Letting the Website Be Enough
I’ve completed the website. It’s not perfect, but it feels good enough as it is. I thought I might always want to refine and polish it, but what I’m noticing is that its true value has already shown itself: it served a deep creative need for me. That alone makes it worthwhile.
This site holds my beliefs, my self-expression, what feels true to me right now. Maybe those things aren’t universal truths, but they help me discover myself. That was always the real aim.

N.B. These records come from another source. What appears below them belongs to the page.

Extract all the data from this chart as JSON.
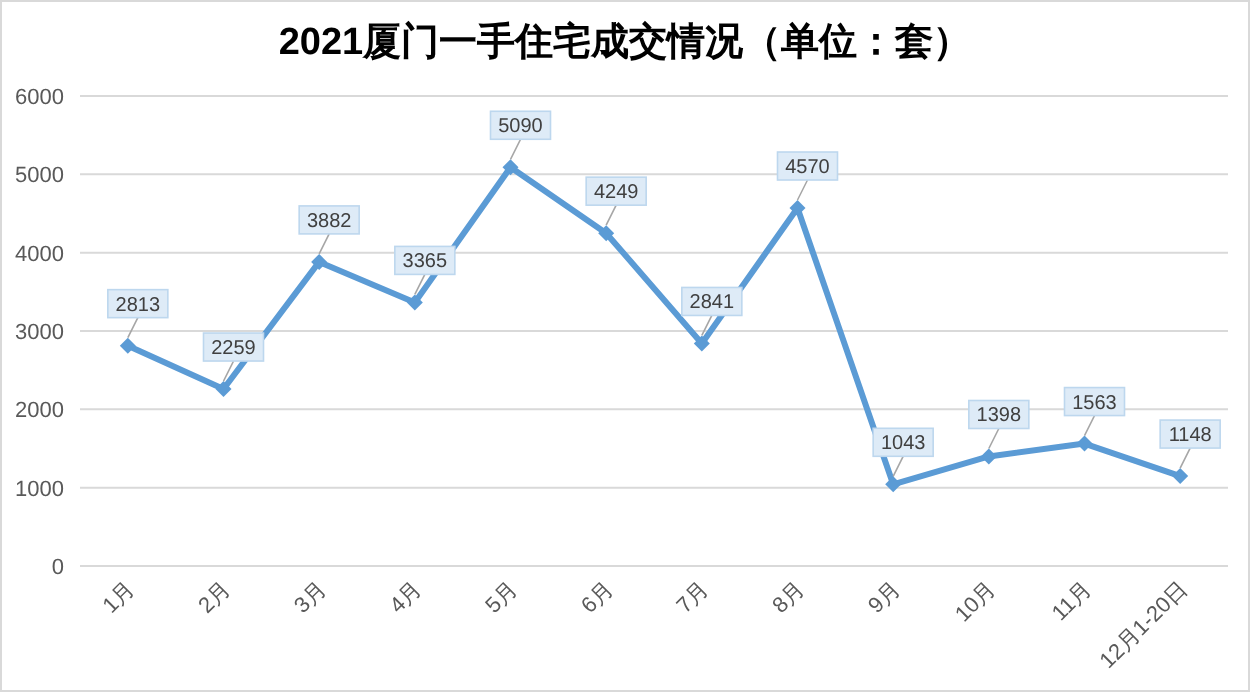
{
  "chart_data": {
    "type": "line",
    "title": "2021厦门一手住宅成交情况（单位：套）",
    "categories": [
      "1月",
      "2月",
      "3月",
      "4月",
      "5月",
      "6月",
      "7月",
      "8月",
      "9月",
      "10月",
      "11月",
      "12月1-20日"
    ],
    "series": [
      {
        "color": "#5b9bd5",
        "values": [
          2813,
          2259,
          3882,
          3365,
          5090,
          4249,
          2841,
          4570,
          1043,
          1398,
          1563,
          1148
        ]
      }
    ],
    "ylim": [
      0,
      6000
    ],
    "yticks": [
      0,
      1000,
      2000,
      3000,
      4000,
      5000,
      6000
    ],
    "grid": "y",
    "marker": "diamond",
    "line_style": "solid",
    "data_labels": true
  }
}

Part of me still hopes it might also become a gift for others. I’d love for it to support people alongside therapy, because unless we’re willing to look inward, therapy can only go so far. Maybe this site will one day hold truths or tools that help others discover who they are. Or maybe it won’t—and that’s okay too.
Interestingly, the anxiety I used to carry about people reading my words has all but gone. Perhaps it’s because I know very few people will stumble across it, but I actually like that. If it comes up in college, I’d feel comfortable sharing it. I already speak honestly in therapy sessions with my peers, so this would just be an extension of that truth.
In fact, sharing it at college could be healing. It would let me receive feedback on how useful it might be and what could be improved. And the best part is, it doesn’t have to be all me. I’ve loved creating it, but if others wanted to help refine it, I’d be open. For now, I simply enjoy that it exists. That feels like enough.